Günümüze ve geleceğe doğru baktığımızda ise günlük hayat içinde etkileşimde bulunduğumuz teknolojik ürünler devamlı kendini yeniledi, güncelledi ve gelişmeye devam ediyor. Bu dinamik döngü toplumları ve alışkanlıklarını biçimlendirdi. Özellikle bilişim, iletişim teknolojisindeki "sanat, zanaat ve akıl" üst seviyelere çıktı, insanlık için yeni bir idealin başlamasına ve insanların buna tutunmasına zemin hazırlandı. Özellikle günümüzde bilişim teknolojisi içindeki ürünler, insanlar arasında sınırları kaldırdı ve dijital zeminde herkese ulaşılabilir bir ortam oluştu. Dolayısıyla bu gelişim; 20. yüzyılın ikinci yarısında artan ve küreselleşme olgusu içinde yer alan yeni bir boyut olarak karşımıza çıktı. Belki de insanlık bilerek ya da bilmeyerek dijitalleşme kapsamında yarattığı yeni teknolojik ürünlerle yeni bir izm'e yol açtı, Dijitalleşme (Digitalizm) idealine sarıldı. Artık düşüncelerini, isteklerini, taleplerini mobil cihazında bir parmak hareketi ile paylaşabilecek ve sonucunda etkileşim içine girebilecek safhaya taşıdı. Bu safhadaki etkileşim gücü birinci sanayi devrimin sonucu olan buhar gücünden daha etkili bir güç haline geldi. Artık bilginin ve bilgi değerlerinin arttığı bir dönemde yaşandığının konuşulduğu yeni dönemdeki bu ütopik durum kulağa hoş gelse de sonuçlarının distopik bir sürece sebep olabileceği tartışılıyor. Teknoloji kavramının bu kadar etkin olduğu bir süreçte doğal olarak insanlıkta buna bağlı yeni bir aydınlanma ve dönüşüm içine giriyor. Bu dönüşümün teknolojinin iyi tarafları ile yoğunlaşması ümidi dile getirilirken, bilgi etkileşiminin yoğun olacağı yeni dönemde toplumlar için çok farklı sürece doğru yol alınabileceği söyleniyor. Yapay zeka, nesnelerin interneti, blok zinciri, sanal gerçeklik ve arttırılmış gerçeklik, makine öğrenmesi gibi teknolojik ürünlerin insanlığı ve günlük insan hayatını etkiler hale geldiği ifade ediliyor.
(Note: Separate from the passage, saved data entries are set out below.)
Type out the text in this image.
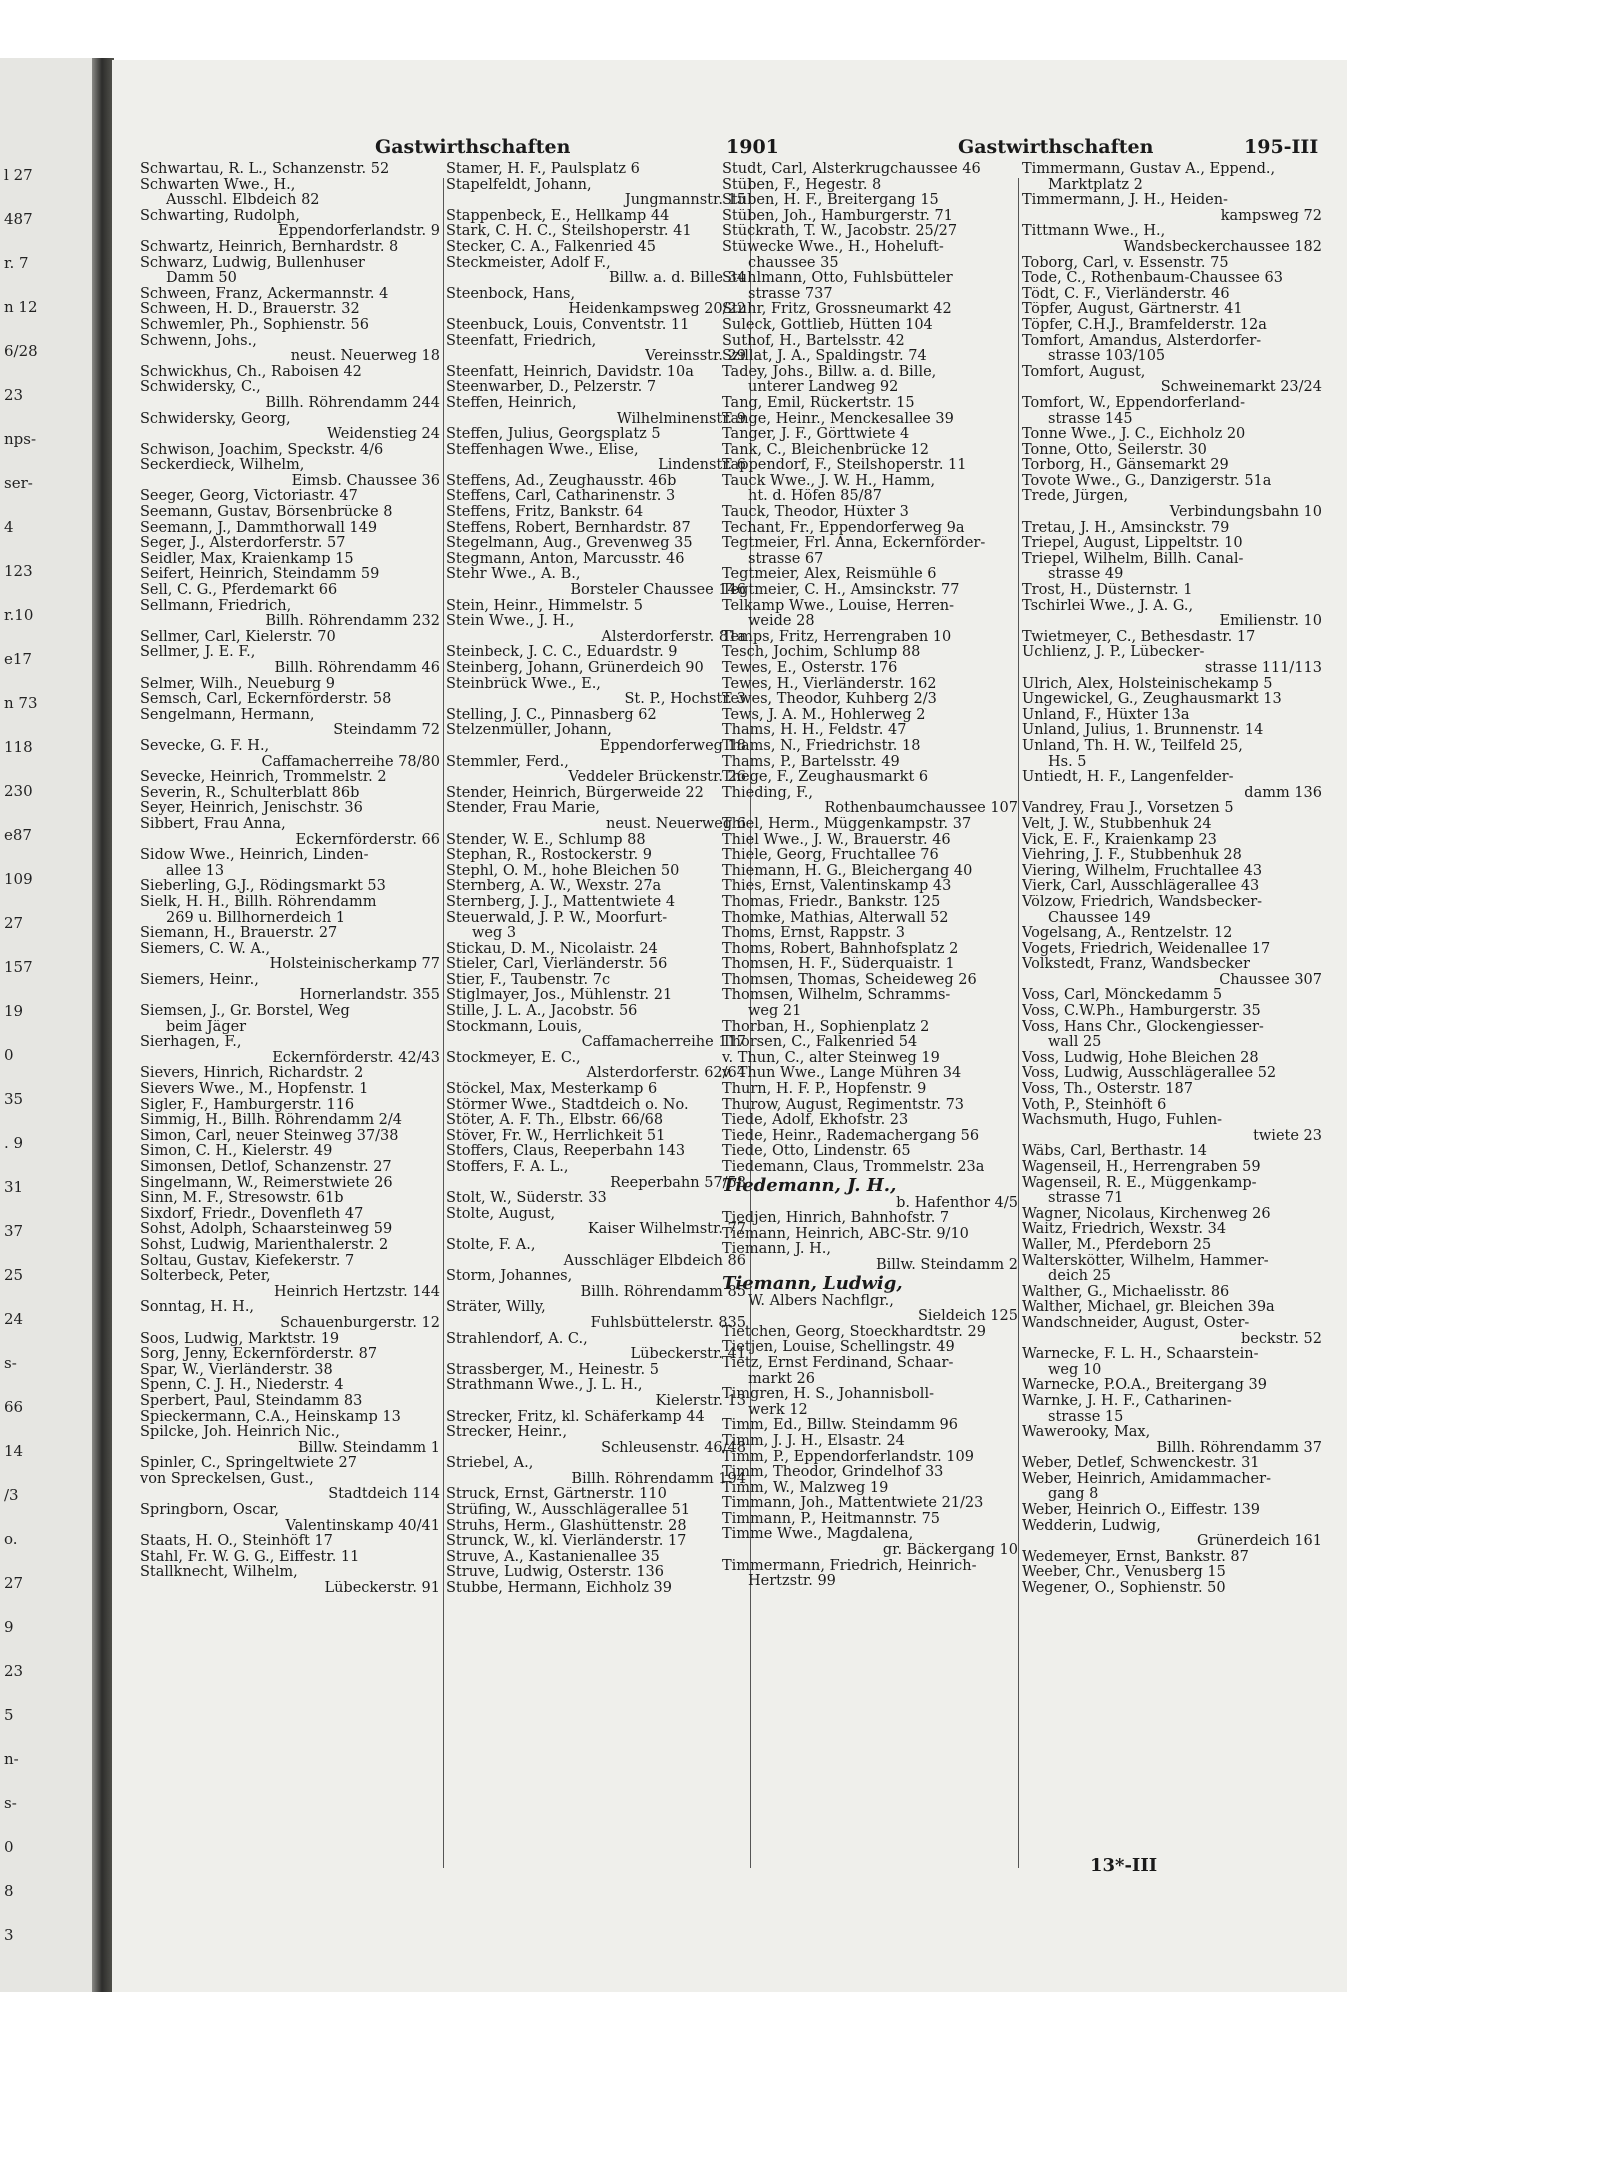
l 27
487
r. 7
n 12
6/28
23
nps-
ser-
4
123
r.10
e17
n 73
118
230
e87
109
27
157
19
0
35
. 9
31
37
25
24
s-
66
14
/3
o.
27
9
23
5
n-
s-
0
8
3
Gastwirthschaften	1901	Gastwirthschaften	195-III

Schwartau, R. L., Schanzenstr. 52

Schwarten Wwe., H.,

Ausschl. Elbdeich 82

Schwarting, Rudolph,

Eppendorferlandstr. 9

Schwartz, Heinrich, Bernhardstr. 8

Schwarz, Ludwig, Bullenhuser

Damm 50

Schween, Franz, Ackermannstr. 4

Schween, H. D., Brauerstr. 32

Schwemler, Ph., Sophienstr. 56

Schwenn, Johs.,

neust. Neuerweg 18

Schwickhus, Ch., Raboisen 42

Schwidersky, C.,

Billh. Röhrendamm 244

Schwidersky, Georg,

Weidenstieg 24

Schwison, Joachim, Speckstr. 4/6

Seckerdieck, Wilhelm,

Eimsb. Chaussee 36

Seeger, Georg, Victoriastr. 47

Seemann, Gustav, Börsenbrücke 8

Seemann, J., Dammthorwall 149

Seger, J., Alsterdorferstr. 57

Seidler, Max, Kraienkamp 15

Seifert, Heinrich, Steindamm 59

Sell, C. G., Pferdemarkt 66

Sellmann, Friedrich,

Billh. Röhrendamm 232

Sellmer, Carl, Kielerstr. 70

Sellmer, J. E. F.,

Billh. Röhrendamm 46

Selmer, Wilh., Neueburg 9

Semsch, Carl, Eckernförderstr. 58

Sengelmann, Hermann,

Steindamm 72

Sevecke, G. F. H.,

Caffamacherreihe 78/80

Sevecke, Heinrich, Trommelstr. 2

Severin, R., Schulterblatt 86b

Seyer, Heinrich, Jenischstr. 36

Sibbert, Frau Anna,

Eckernförderstr. 66

Sidow Wwe., Heinrich, Linden-

allee 13

Sieberling, G.J., Rödingsmarkt 53

Sielk, H. H., Billh. Röhrendamm

269 u. Billhornerdeich 1

Siemann, H., Brauerstr. 27

Siemers, C. W. A.,

Holsteinischerkamp 77

Siemers, Heinr.,

Hornerlandstr. 355

Siemsen, J., Gr. Borstel, Weg

beim Jäger

Sierhagen, F.,

Eckernförderstr. 42/43

Sievers, Hinrich, Richardstr. 2

Sievers Wwe., M., Hopfenstr. 1

Sigler, F., Hamburgerstr. 116

Simmig, H., Billh. Röhrendamm 2/4

Simon, Carl, neuer Steinweg 37/38

Simon, C. H., Kielerstr. 49

Simonsen, Detlof, Schanzenstr. 27

Singelmann, W., Reimerstwiete 26

Sinn, M. F., Stresowstr. 61b

Sixdorf, Friedr., Dovenfleth 47

Sohst, Adolph, Schaarsteinweg 59

Sohst, Ludwig, Marienthalerstr. 2

Soltau, Gustav, Kiefekerstr. 7

Solterbeck, Peter,

Heinrich Hertzstr. 144

Sonntag, H. H.,

Schauenburgerstr. 12

Soos, Ludwig, Marktstr. 19

Sorg, Jenny, Eckernförderstr. 87

Spar, W., Vierländerstr. 38

Spenn, C. J. H., Niederstr. 4

Sperbert, Paul, Steindamm 83

Spieckermann, C.A., Heinskamp 13

Spilcke, Joh. Heinrich Nic.,

Billw. Steindamm 1

Spinler, C., Springeltwiete 27

von Spreckelsen, Gust.,

Stadtdeich 114

Springborn, Oscar,

Valentinskamp 40/41

Staats, H. O., Steinhöft 17

Stahl, Fr. W. G. G., Eiffestr. 11

Stallknecht, Wilhelm,

Lübeckerstr. 91

Stamer, H. F., Paulsplatz 6

Stapelfeldt, Johann,

Jungmannstr. 15

Stappenbeck, E., Hellkamp 44

Stark, C. H. C., Steilshoperstr. 41

Stecker, C. A., Falkenried 45

Steckmeister, Adolf F.,

Billw. a. d. Bille 34

Steenbock, Hans,

Heidenkampsweg 20/22

Steenbuck, Louis, Conventstr. 11

Steenfatt, Friedrich,

Vereinsstr. 29

Steenfatt, Heinrich, Davidstr. 10a

Steenwarber, D., Pelzerstr. 7

Steffen, Heinrich,

Wilhelminenstr. 9

Steffen, Julius, Georgsplatz 5

Steffenhagen Wwe., Elise,

Lindenstr. 6

Steffens, Ad., Zeughausstr. 46b

Steffens, Carl, Catharinenstr. 3

Steffens, Fritz, Bankstr. 64

Steffens, Robert, Bernhardstr. 87

Stegelmann, Aug., Grevenweg 35

Stegmann, Anton, Marcusstr. 46

Stehr Wwe., A. B.,

Borsteler Chaussee 146

Stein, Heinr., Himmelstr. 5

Stein Wwe., J. H.,

Alsterdorferstr. 81a

Steinbeck, J. C. C., Eduardstr. 9

Steinberg, Johann, Grünerdeich 90

Steinbrück Wwe., E.,

St. P., Hochstr. 3

Stelling, J. C., Pinnasberg 62

Stelzenmüller, Johann,

Eppendorferweg 18

Stemmler, Ferd.,

Veddeler Brückenstr. 26

Stender, Heinrich, Bürgerweide 22

Stender, Frau Marie,

neust. Neuerweg 6

Stender, W. E., Schlump 88

Stephan, R., Rostockerstr. 9

Stephl, O. M., hohe Bleichen 50

Sternberg, A. W., Wexstr. 27a

Sternberg, J. J., Mattentwiete 4

Steuerwald, J. P. W., Moorfurt-

weg 3

Stickau, D. M., Nicolaistr. 24

Stieler, Carl, Vierländerstr. 56

Stier, F., Taubenstr. 7c

Stiglmayer, Jos., Mühlenstr. 21

Stille, J. L. A., Jacobstr. 56

Stockmann, Louis,

Caffamacherreihe 117

Stockmeyer, E. C.,

Alsterdorferstr. 62/64

Stöckel, Max, Mesterkamp 6

Störmer Wwe., Stadtdeich o. No.

Stöter, A. F. Th., Elbstr. 66/68

Stöver, Fr. W., Herrlichkeit 51

Stoffers, Claus, Reeperbahn 143

Stoffers, F. A. L.,

Reeperbahn 57/58

Stolt, W., Süderstr. 33

Stolte, August,

Kaiser Wilhelmstr. 77

Stolte, F. A.,

Ausschläger Elbdeich 86

Storm, Johannes,

Billh. Röhrendamm 85

Sträter, Willy,

Fuhlsbüttelerstr. 835

Strahlendorf, A. C.,

Lübeckerstr. 41

Strassberger, M., Heinestr. 5

Strathmann Wwe., J. L. H.,

Kielerstr. 13

Strecker, Fritz, kl. Schäferkamp 44

Strecker, Heinr.,

Schleusenstr. 46/48

Striebel, A.,

Billh. Röhrendamm 194

Struck, Ernst, Gärtnerstr. 110

Strüfing, W., Ausschlägerallee 51

Struhs, Herm., Glashüttenstr. 28

Strunck, W., kl. Vierländerstr. 17

Struve, A., Kastanienallee 35

Struve, Ludwig, Osterstr. 136

Stubbe, Hermann, Eichholz 39

Studt, Carl, Alsterkrugchaussee 46

Stüben, F., Hegestr. 8

Stüben, H. F., Breitergang 15

Stüben, Joh., Hamburgerstr. 71

Stückrath, T. W., Jacobstr. 25/27

Stüwecke Wwe., H., Hoheluft-

chaussee 35

Stuhlmann, Otto, Fuhlsbütteler

strasse 737

Stuhr, Fritz, Grossneumarkt 42

Suleck, Gottlieb, Hütten 104

Suthof, H., Bartelsstr. 42

Szillat, J. A., Spaldingstr. 74

Tadey, Johs., Billw. a. d. Bille,

unterer Landweg 92

Tang, Emil, Rückertstr. 15

Tange, Heinr., Menckesallee 39

Tanger, J. F., Görttwiete 4

Tank, C., Bleichenbrücke 12

Tappendorf, F., Steilshoperstr. 11

Tauck Wwe., J. W. H., Hamm,

ht. d. Höfen 85/87

Tauck, Theodor, Hüxter 3

Techant, Fr., Eppendorferweg 9a

Tegtmeier, Frl. Anna, Eckernförder-

strasse 67

Tegtmeier, Alex, Reismühle 6

Tegtmeier, C. H., Amsinckstr. 77

Telkamp Wwe., Louise, Herren-

weide 28

Temps, Fritz, Herrengraben 10

Tesch, Jochim, Schlump 88

Tewes, E., Osterstr. 176

Tewes, H., Vierländerstr. 162

Tewes, Theodor, Kuhberg 2/3

Tews, J. A. M., Hohlerweg 2

Thams, H. H., Feldstr. 47

Thams, N., Friedrichstr. 18

Thams, P., Bartelsstr. 49

Thege, F., Zeughausmarkt 6

Thieding, F.,

Rothenbaumchaussee 107

Thiel, Herm., Müggenkampstr. 37

Thiel Wwe., J. W., Brauerstr. 46

Thiele, Georg, Fruchtallee 76

Thiemann, H. G., Bleichergang 40

Thies, Ernst, Valentinskamp 43

Thomas, Friedr., Bankstr. 125

Thomke, Mathias, Alterwall 52

Thoms, Ernst, Rappstr. 3

Thoms, Robert, Bahnhofsplatz 2

Thomsen, H. F., Süderquaistr. 1

Thomsen, Thomas, Scheideweg 26

Thomsen, Wilhelm, Schramms-

weg 21

Thorban, H., Sophienplatz 2

Thorsen, C., Falkenried 54

v. Thun, C., alter Steinweg 19

v. Thun Wwe., Lange Mühren 34

Thurn, H. F. P., Hopfenstr. 9

Thurow, August, Regimentstr. 73

Tiede, Adolf, Ekhofstr. 23

Tiede, Heinr., Rademachergang 56

Tiede, Otto, Lindenstr. 65

Tiedemann, Claus, Trommelstr. 23a

Tiedemann, J. H.,

b. Hafenthor 4/5

Tiedjen, Hinrich, Bahnhofstr. 7

Tiemann, Heinrich, ABC-Str. 9/10

Tiemann, J. H.,

Billw. Steindamm 2

Tiemann, Ludwig,

W. Albers Nachflgr.,

Sieldeich 125

Tietchen, Georg, Stoeckhardtstr. 29

Tietjen, Louise, Schellingstr. 49

Tietz, Ernst Ferdinand, Schaar-

markt 26

Timgren, H. S., Johannisboll-

werk 12

Timm, Ed., Billw. Steindamm 96

Timm, J. J. H., Elsastr. 24

Timm, P., Eppendorferlandstr. 109

Timm, Theodor, Grindelhof 33

Timm, W., Malzweg 19

Timmann, Joh., Mattentwiete 21/23

Timmann, P., Heitmannstr. 75

Timme Wwe., Magdalena,

gr. Bäckergang 10

Timmermann, Friedrich, Heinrich-

Hertzstr. 99

Timmermann, Gustav A., Eppend.,

Marktplatz 2

Timmermann, J. H., Heiden-

kampsweg 72

Tittmann Wwe., H.,

Wandsbeckerchaussee 182

Toborg, Carl, v. Essenstr. 75

Tode, C., Rothenbaum-Chaussee 63

Tödt, C. F., Vierländerstr. 46

Töpfer, August, Gärtnerstr. 41

Töpfer, C.H.J., Bramfelderstr. 12a

Tomfort, Amandus, Alsterdorfer-

strasse 103/105

Tomfort, August,

Schweinemarkt 23/24

Tomfort, W., Eppendorferland-

strasse 145

Tonne Wwe., J. C., Eichholz 20

Tonne, Otto, Seilerstr. 30

Torborg, H., Gänsemarkt 29

Tovote Wwe., G., Danzigerstr. 51a

Trede, Jürgen,

Verbindungsbahn 10

Tretau, J. H., Amsinckstr. 79

Triepel, August, Lippeltstr. 10

Triepel, Wilhelm, Billh. Canal-

strasse 49

Trost, H., Düsternstr. 1

Tschirlei Wwe., J. A. G.,

Emilienstr. 10

Twietmeyer, C., Bethesdastr. 17

Uchlienz, J. P., Lübecker-

strasse 111/113

Ulrich, Alex, Holsteinischekamp 5

Ungewickel, G., Zeughausmarkt 13

Unland, F., Hüxter 13a

Unland, Julius, 1. Brunnenstr. 14

Unland, Th. H. W., Teilfeld 25,

Hs. 5

Untiedt, H. F., Langenfelder-

damm 136

Vandrey, Frau J., Vorsetzen 5

Velt, J. W., Stubbenhuk 24

Vick, E. F., Kraienkamp 23

Viehring, J. F., Stubbenhuk 28

Viering, Wilhelm, Fruchtallee 43

Vierk, Carl, Ausschlägerallee 43

Völzow, Friedrich, Wandsbecker-

Chaussee 149

Vogelsang, A., Rentzelstr. 12

Vogets, Friedrich, Weidenallee 17

Volkstedt, Franz, Wandsbecker

Chaussee 307

Voss, Carl, Mönckedamm 5

Voss, C.W.Ph., Hamburgerstr. 35

Voss, Hans Chr., Glockengiesser-

wall 25

Voss, Ludwig, Hohe Bleichen 28

Voss, Ludwig, Ausschlägerallee 52

Voss, Th., Osterstr. 187

Voth, P., Steinhöft 6

Wachsmuth, Hugo, Fuhlen-

twiete 23

Wäbs, Carl, Berthastr. 14

Wagenseil, H., Herrengraben 59

Wagenseil, R. E., Müggenkamp-

strasse 71

Wagner, Nicolaus, Kirchenweg 26

Waitz, Friedrich, Wexstr. 34

Waller, M., Pferdeborn 25

Walterskötter, Wilhelm, Hammer-

deich 25

Walther, G., Michaelisstr. 86

Walther, Michael, gr. Bleichen 39a

Wandschneider, August, Oster-

beckstr. 52

Warnecke, F. L. H., Schaarstein-

weg 10

Warnecke, P.O.A., Breitergang 39

Warnke, J. H. F., Catharinen-

strasse 15

Wawerooky, Max,

Billh. Röhrendamm 37

Weber, Detlef, Schwenckestr. 31

Weber, Heinrich, Amidammacher-

gang 8

Weber, Heinrich O., Eiffestr. 139

Wedderin, Ludwig,

Grünerdeich 161

Wedemeyer, Ernst, Bankstr. 87

Weeber, Chr., Venusberg 15

Wegener, O., Sophienstr. 50

13*-III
Belki de bu dijitalleşme döneminde birinci sanayi devrimi sonrası olan göçler gibi köylerden şehirlere göç olmayacağı fakat kendi lokasyonunda yaşayan, çalışan yeni küresel dijital işçi sınıflarının oluşacağına kesin gözüyle bakılıyor. Dijital süreçlere dahil olan insan kaynağının ekonomik süreçleri etkileyebileceği tartışılıyor.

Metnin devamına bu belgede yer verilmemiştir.